Some may choose to drive a Honda while others may choose to drive a Mercedes. Either of these vehicles will get you from point A to point B by the use of four tires and an engine. However, the Mercedes will generally look nicer, will have more options, will have a smoother ride, and will also cost more money. In my case, with my home built AR-15, I felt like I had the Mercedes of triggers when I got my hands (or trigger finger, in this case) on the Geissele SD-E from Geissele Automatics.
Upon opening the package, the first thing that caught my eye about the SD-E trigger was the flat trigger bow. Personally, I had never seen anything like it before. The completely flat trigger face and the aggressive angle of the rear of the trigger gave the Geissele SD-E an aesthetic appeal for me. It was something different to set my rifle a part from others.
Secondly, I noticed the finish. It appeared to be flawless and was a deep, dark and glossy black color. Then I noticed the shape of the hammer. It was thinner and smaller than a normal AR-15 hammer. I suppose I might as well just describe the rest of the details and features of this trigger system, shouldn’t I?
A Geissele Super Dynamic– Enhanced (SD-E) trigger is essentially the same trigger as a Geissele Super Semi Auto – Enhanced (SSA-E) trigger; the only difference is the physical appearance. Instead of a M4 bow, or curved trigger shape, the “Super Dynamic” series of Geissele triggers has a completely flat trigger face. When I spoke with the owner (and inventor) at Geissele Automatics, Mr. William Geissele, he stated “there are other small differences between the SD and the M4 bow style triggers, but for all practical purposes they are the same.”
My Geissele SD-E is a two stage trigger with a total pull weight of approximately 3.5lb. The “E” in SD-E stands for “Enhanced” trigger. When shooting, one will experience a lighter total trigger pull weight, while also experiencing what Mr. Geissele refers to as “the break of a candy cane” on the second stage. The best way I can explain what it feels like to shoot is as having a smooth, sharp and crisp trigger pull. I have not before experienced a trigger pull like the Geissele SD-E. Every pull felt exactly the same as the previous.
My Geissele SD-E trigger also came accompanied with a Geissele designed AR-15 hammer. This hammer was noticeably thinner, lighter, and smaller than a typical “mil-spec” hammer. To quote Mr. Geissele again, “each Geissele hammer has been designed to strike the firing pin in the ‘sweet spot’ much like one would find on a golf club face when hitting a golf ball.” When shooting my AR-15, the hammer did reset noticeably faster than my previous mil-spec hammer. This allowed me to shoot quickly, despite the fact that the SD-E is a two stage trigger.

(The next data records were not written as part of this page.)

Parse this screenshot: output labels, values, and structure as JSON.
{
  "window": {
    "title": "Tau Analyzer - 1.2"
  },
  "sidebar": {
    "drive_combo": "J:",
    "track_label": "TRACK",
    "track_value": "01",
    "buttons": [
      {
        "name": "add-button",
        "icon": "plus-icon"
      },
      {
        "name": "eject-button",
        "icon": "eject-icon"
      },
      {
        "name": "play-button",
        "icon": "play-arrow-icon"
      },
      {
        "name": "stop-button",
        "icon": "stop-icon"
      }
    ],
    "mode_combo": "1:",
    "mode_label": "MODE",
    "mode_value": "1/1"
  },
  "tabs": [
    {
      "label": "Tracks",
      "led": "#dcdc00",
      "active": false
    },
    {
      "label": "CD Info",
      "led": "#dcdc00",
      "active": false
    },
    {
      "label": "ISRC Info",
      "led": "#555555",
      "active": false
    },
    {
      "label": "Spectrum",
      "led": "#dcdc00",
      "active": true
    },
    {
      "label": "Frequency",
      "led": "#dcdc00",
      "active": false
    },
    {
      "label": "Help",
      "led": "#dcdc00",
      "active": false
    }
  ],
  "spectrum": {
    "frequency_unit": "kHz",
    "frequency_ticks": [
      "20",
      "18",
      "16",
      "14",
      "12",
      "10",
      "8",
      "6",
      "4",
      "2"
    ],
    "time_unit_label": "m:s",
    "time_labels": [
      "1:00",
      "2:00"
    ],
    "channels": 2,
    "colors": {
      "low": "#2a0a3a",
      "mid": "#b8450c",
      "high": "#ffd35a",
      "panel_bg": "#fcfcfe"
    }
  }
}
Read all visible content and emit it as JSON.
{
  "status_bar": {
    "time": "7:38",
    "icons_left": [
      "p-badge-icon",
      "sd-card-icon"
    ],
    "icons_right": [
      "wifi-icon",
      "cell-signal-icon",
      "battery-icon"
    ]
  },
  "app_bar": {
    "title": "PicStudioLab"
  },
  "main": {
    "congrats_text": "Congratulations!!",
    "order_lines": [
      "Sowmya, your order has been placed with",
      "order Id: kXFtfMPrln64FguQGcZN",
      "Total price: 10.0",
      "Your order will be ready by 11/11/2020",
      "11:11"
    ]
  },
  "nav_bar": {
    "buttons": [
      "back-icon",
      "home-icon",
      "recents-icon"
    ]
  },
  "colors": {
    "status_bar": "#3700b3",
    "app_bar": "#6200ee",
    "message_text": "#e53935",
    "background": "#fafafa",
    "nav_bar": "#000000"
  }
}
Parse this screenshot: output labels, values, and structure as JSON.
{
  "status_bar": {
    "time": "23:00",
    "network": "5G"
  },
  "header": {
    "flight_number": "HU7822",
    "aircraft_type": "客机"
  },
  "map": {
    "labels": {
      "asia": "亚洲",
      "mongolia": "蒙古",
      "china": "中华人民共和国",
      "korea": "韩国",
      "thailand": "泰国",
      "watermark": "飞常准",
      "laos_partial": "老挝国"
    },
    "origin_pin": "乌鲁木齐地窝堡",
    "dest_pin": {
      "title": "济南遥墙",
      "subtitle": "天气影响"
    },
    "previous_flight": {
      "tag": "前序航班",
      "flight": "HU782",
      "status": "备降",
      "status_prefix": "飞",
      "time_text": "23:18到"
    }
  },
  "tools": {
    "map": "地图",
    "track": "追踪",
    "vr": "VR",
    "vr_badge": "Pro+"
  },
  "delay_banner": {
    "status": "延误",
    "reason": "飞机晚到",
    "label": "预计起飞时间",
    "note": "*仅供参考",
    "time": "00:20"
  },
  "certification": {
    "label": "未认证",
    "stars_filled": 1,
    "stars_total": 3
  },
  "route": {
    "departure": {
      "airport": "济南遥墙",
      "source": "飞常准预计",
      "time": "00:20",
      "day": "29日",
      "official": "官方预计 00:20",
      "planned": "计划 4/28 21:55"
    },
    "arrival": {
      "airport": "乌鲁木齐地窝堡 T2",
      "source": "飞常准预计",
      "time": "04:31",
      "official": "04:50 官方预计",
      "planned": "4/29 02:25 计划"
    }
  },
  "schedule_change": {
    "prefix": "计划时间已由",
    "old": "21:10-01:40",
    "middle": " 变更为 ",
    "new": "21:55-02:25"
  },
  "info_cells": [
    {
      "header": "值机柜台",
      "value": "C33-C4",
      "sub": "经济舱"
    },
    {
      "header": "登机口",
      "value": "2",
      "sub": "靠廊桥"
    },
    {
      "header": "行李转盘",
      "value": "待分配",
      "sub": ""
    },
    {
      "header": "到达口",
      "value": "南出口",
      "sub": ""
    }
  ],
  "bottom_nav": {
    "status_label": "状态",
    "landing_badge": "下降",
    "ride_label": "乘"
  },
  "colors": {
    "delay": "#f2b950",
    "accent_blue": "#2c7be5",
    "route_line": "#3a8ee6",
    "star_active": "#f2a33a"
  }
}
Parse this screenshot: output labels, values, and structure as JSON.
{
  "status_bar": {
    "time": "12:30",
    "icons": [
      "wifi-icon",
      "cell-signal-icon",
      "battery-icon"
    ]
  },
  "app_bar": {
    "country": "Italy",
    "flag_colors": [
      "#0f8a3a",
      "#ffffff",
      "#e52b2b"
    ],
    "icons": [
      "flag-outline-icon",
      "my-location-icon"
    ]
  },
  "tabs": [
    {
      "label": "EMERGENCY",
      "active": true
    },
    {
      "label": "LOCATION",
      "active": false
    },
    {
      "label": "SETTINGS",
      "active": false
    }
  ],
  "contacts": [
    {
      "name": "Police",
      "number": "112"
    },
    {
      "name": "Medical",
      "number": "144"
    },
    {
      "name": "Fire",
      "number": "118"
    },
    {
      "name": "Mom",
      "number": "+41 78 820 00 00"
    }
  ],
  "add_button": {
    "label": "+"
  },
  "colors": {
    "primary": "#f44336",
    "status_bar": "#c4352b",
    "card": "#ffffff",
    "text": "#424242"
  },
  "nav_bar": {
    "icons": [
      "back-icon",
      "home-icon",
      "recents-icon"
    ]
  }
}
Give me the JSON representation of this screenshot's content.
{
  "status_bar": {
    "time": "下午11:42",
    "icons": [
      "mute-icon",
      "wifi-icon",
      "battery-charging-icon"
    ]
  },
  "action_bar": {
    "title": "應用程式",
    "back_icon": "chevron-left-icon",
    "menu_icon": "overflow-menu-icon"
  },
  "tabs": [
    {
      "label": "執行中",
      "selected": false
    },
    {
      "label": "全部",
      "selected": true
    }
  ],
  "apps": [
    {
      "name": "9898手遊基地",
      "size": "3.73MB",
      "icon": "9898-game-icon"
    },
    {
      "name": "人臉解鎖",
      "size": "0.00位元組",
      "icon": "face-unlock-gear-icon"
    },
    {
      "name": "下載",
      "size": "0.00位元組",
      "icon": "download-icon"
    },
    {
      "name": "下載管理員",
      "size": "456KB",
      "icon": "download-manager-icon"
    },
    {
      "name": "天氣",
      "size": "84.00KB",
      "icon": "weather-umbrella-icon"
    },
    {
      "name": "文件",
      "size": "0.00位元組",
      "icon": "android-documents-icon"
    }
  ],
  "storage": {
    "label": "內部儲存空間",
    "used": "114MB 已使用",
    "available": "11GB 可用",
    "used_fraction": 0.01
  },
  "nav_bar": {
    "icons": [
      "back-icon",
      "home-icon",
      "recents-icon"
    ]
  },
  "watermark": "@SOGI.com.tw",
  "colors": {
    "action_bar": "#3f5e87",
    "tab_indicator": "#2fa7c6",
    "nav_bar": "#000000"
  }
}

Rather than being manufactured from carburized 8620 steel like a mil-spec trigger would be, my SD-E is manufactured from S7 shock-resistant steel. While doing some research, I found that S7 shock resistant steel is the same steel used in jackhammer bits.
Installing the Geissele SD-E trigger and hammer was no different than installing a mil-spec trigger and hammer. If you have never installed a trigger or hammer in an AR-15 before, please do not hesitate to check out my installation how-to article here.
I, like many others out there, had KNS Precision Anti Rotating Pins for my hammer and trigger pins. To install a Geissele trigger properly, you should use the supplied Geissele trigger and hammer pins. As Mr. Geissele informed me; “Anti rotation pins are soft and the wrong size. Soft pins can pull burrs and jam the trigger up.”
He offered me some additional advice for installation: “Lube is your friend. Be liberal with your application of grease and oil. Don’t worry about cleaning the trigger a whole lot. The best feeling triggers are those which are lubed and rarely cleaned. The oily powder residue acts like a burnishing compound/solid lubricant.”
If you watch my range review video above, you will see that I feel that my Geissele SD-E trigger has helped increase my overall accuracy by removing almost all shot anticipation. The SD-E is a two stage trigger, so I know exactly when the trigger is going to release the hammer, and I decide when it does.
The Geissele SD-E trigger has a MSRP of $250.00, and it fulfilled my expectations for a trigger of that price point. In evaluating the Geissele SD-E trigger, I couldn’t find a flaw in form or function. I appreciate the aesthetics of it, the ease of installation and the overall feel and function. The pull is better than any mil-spec triggers I have shot and I prefer the SD-E to the MEGA trigger I had before it.
There is only one personal question I have to ask myself after shooting my Geissele SD-E. Now that I have driven the Mercedes, will I ever be able to go back to a Honda?